Seven cities and counties are pursuing lawsuits against Texas, challenging the constitutionality of the anti-immigrant law known as SB 4.

San Antonio, Bexar County, Austin, Travis County, El Paso County, El Cenizo, and Maverick County are plaintiffs in three lawsuits against the Republican-backed Texas bill, signed last month by Gov. Greg Abbott (R).

The law bans so-called sanctuary cities and authorizes Texas police officers to investigate immigration status during routine traffic stops. The law, which goes into effect September 1, penalizes law enforcement officials who don’t comply with Immigration and Customs Enforcement (ICE) detainer requests.

Houston may soon join the fight against SB 4. The city’s mayor, Sylvester Turner, tweeted Thursday that he will ask Houston City Council to join the lawsuits.

Meanwhile, the American Civil Liberties Union (ACLU), which issued a travel alert for Texas last month, has deployed five attorneys who successfully fought President Trump’s travel ban. On Monday, they filed “the first motion for an injunction of SB 4 in an attempt to stop the law from going into effect,” the Texas Observer reported.

El Cenizo may be the smallest jurisdiction to join the fight against SB 4the border town is half a square mile, has fewer than 4,000 residents, and eight city employees. El Cenizo Mayor Raul Reyes has been one of the law’s harshest critics.

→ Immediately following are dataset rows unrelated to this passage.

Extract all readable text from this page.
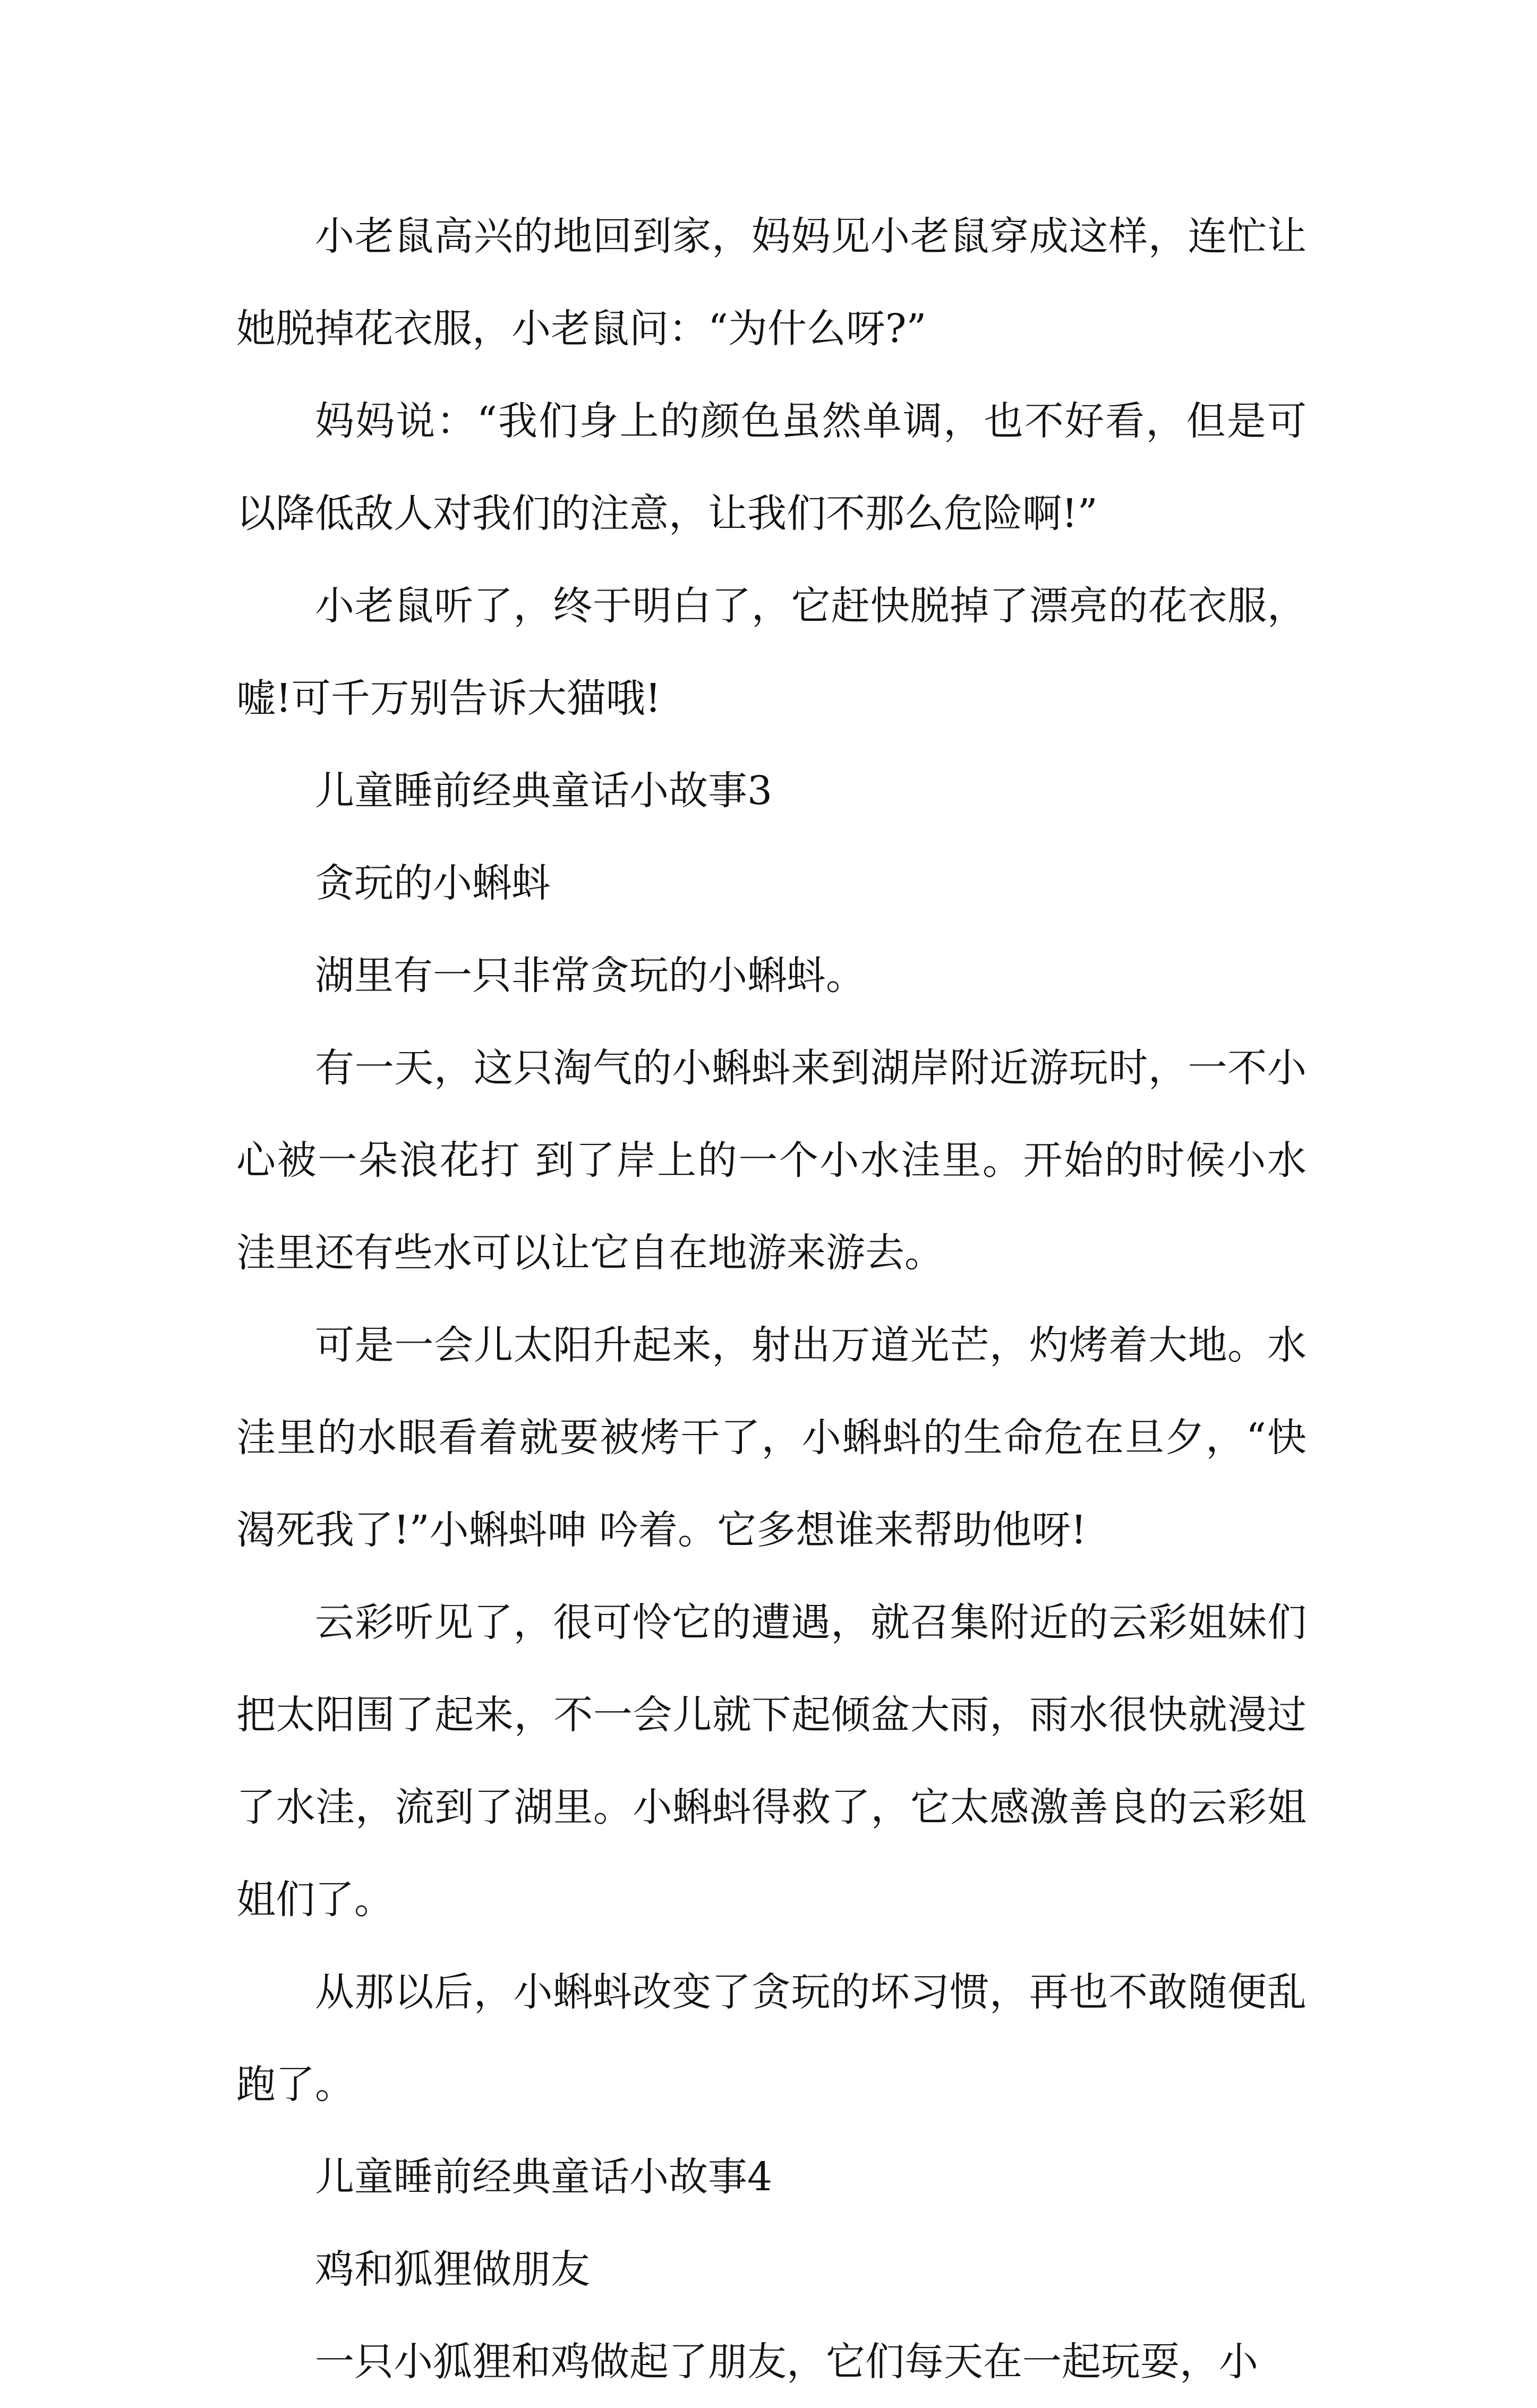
小老鼠高兴的地回到家，妈妈见小老鼠穿成这样，连忙让她脱掉花衣服，小老鼠问：“为什么呀?”

妈妈说：“我们身上的颜色虽然单调，也不好看，但是可以降低敌人对我们的注意，让我们不那么危险啊!”

小老鼠听了，终于明白了，它赶快脱掉了漂亮的花衣服，嘘!可千万别告诉大猫哦!

儿童睡前经典童话小故事3

贪玩的小蝌蚪

湖里有一只非常贪玩的小蝌蚪。

有一天，这只淘气的小蝌蚪来到湖岸附近游玩时，一不小心被一朵浪花打 到了岸上的一个小水洼里。开始的时候小水洼里还有些水可以让它自在地游来游去。

可是一会儿太阳升起来，射出万道光芒，灼烤着大地。水洼里的水眼看着就要被烤干了，小蝌蚪的生命危在旦夕，“快渴死我了!”小蝌蚪呻 吟着。它多想谁来帮助他呀!

云彩听见了，很可怜它的遭遇，就召集附近的云彩姐妹们把太阳围了起来，不一会儿就下起倾盆大雨，雨水很快就漫过了水洼，流到了湖里。小蝌蚪得救了，它太感激善良的云彩姐姐们了。

从那以后，小蝌蚪改变了贪玩的坏习惯，再也不敢随便乱跑了。

儿童睡前经典童话小故事4

鸡和狐狸做朋友

一只小狐狸和鸡做起了朋友，它们每天在一起玩耍，小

“This law is reckless, dangerous, and discriminatory,” the mayor told Rewire in a phone interview, in which he expressed disappointment that so few jurisdictions have moved forward with litigation. “I understand it’s not an easy step to take. It requires a lot of guts, especially when you’re up against the state of Texas, but it is disappointing it’s taken this long for others to come on board. If you’re an elected official representing an area with many Hispanics, you should be doing something.”

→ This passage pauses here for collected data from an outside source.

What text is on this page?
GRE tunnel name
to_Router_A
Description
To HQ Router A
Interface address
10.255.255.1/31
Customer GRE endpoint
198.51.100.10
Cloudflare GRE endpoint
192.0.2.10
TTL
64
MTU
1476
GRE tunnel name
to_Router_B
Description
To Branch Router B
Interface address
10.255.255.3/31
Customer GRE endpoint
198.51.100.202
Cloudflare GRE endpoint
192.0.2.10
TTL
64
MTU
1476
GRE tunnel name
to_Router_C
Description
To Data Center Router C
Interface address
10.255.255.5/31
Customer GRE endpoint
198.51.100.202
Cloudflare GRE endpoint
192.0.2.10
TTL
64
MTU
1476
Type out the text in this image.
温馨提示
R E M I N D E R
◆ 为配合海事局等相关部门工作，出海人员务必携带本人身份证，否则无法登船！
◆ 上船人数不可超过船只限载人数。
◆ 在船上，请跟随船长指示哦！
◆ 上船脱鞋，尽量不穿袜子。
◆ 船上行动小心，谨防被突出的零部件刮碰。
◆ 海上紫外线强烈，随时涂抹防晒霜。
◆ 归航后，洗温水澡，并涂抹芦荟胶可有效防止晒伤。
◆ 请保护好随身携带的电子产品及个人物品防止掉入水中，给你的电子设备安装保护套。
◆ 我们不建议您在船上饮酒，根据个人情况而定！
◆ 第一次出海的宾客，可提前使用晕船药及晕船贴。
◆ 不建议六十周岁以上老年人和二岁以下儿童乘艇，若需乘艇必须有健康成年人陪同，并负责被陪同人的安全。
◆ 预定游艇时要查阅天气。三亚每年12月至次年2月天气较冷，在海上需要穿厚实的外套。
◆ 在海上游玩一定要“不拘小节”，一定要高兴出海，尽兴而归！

When Abbott signed SB 4 last month live on Facebook, the governorlike President Trump—called his attack on sanctuary cities a public safety issue. Abbott referenced Kate Steinle, the woman allegedly shot and killed by an undocumented person in San Francisco in 2015, blaming sanctuary city policies for her death.

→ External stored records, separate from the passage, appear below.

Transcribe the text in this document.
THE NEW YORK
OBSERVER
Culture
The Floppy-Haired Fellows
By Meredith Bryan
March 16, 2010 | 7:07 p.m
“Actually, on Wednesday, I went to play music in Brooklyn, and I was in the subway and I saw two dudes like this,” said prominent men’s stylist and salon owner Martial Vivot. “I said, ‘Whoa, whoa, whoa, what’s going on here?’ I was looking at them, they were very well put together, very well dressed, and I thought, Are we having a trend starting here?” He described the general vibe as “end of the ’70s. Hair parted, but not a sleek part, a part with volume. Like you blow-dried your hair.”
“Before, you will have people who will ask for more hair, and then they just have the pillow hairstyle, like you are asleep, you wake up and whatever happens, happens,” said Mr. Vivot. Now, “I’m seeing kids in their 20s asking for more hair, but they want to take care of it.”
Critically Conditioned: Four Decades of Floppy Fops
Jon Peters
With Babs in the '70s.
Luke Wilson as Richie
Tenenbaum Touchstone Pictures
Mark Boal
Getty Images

“This law cracks down on policies like the Travis County sheriff, who said she would not detain known criminals accused of violent crimes,” Abbott said during the broadcast.

The governor is referring to Sheriff Sally Hernandez, who prohibited deputies and jailers from inquiring about someone’s immigration status and limited how closely they work with ICE.

GOP officials’ framing of SB 4 as a public safety issue is “laughable” to Reyes, especially because Republican legislators are ignoring how laws like SB 4 make some people less safe.

Trump’s sustained political attacks on sanctuary cities—he has attempted to pull federal funding from jurisdictions that limit how closely they work with ICE—have had a “chilling effect” on crime reporting, with undocumented immigrants becoming fearful of interacting with local law enforcement. In cities with large undocumented populations, like Los Angeles and Houston, reports of sexual assaults and domestic violence plummeted and undocumented people are refraining from reporting crimes they experienced or witnessed.

“This whole notion that SB 4 is about public safety and isn’t discriminatory is nonsense,” Reyes told Rewire. “If we really want to talk about public safetylet’s be honest, we need to talk about how this law does nothing but hinder the relationship between the community and local law enforcement and it mandates police officers to undertake an additional responsibility and role that isn’t relevant to what they signed up to do. Police officers are here to protect our community, not ask our nationality.”

The mayor told Rewire that racial profiling in border communities like El Cenizo is “already the norm.” Laws like SB 4 “open the door” for further discrimination, he added.

“Republicans who passed this law have never stepped foot in a border community, they don’t know what it’s like here,” Reyes said. “If this law goes into effect, it will only get worse.”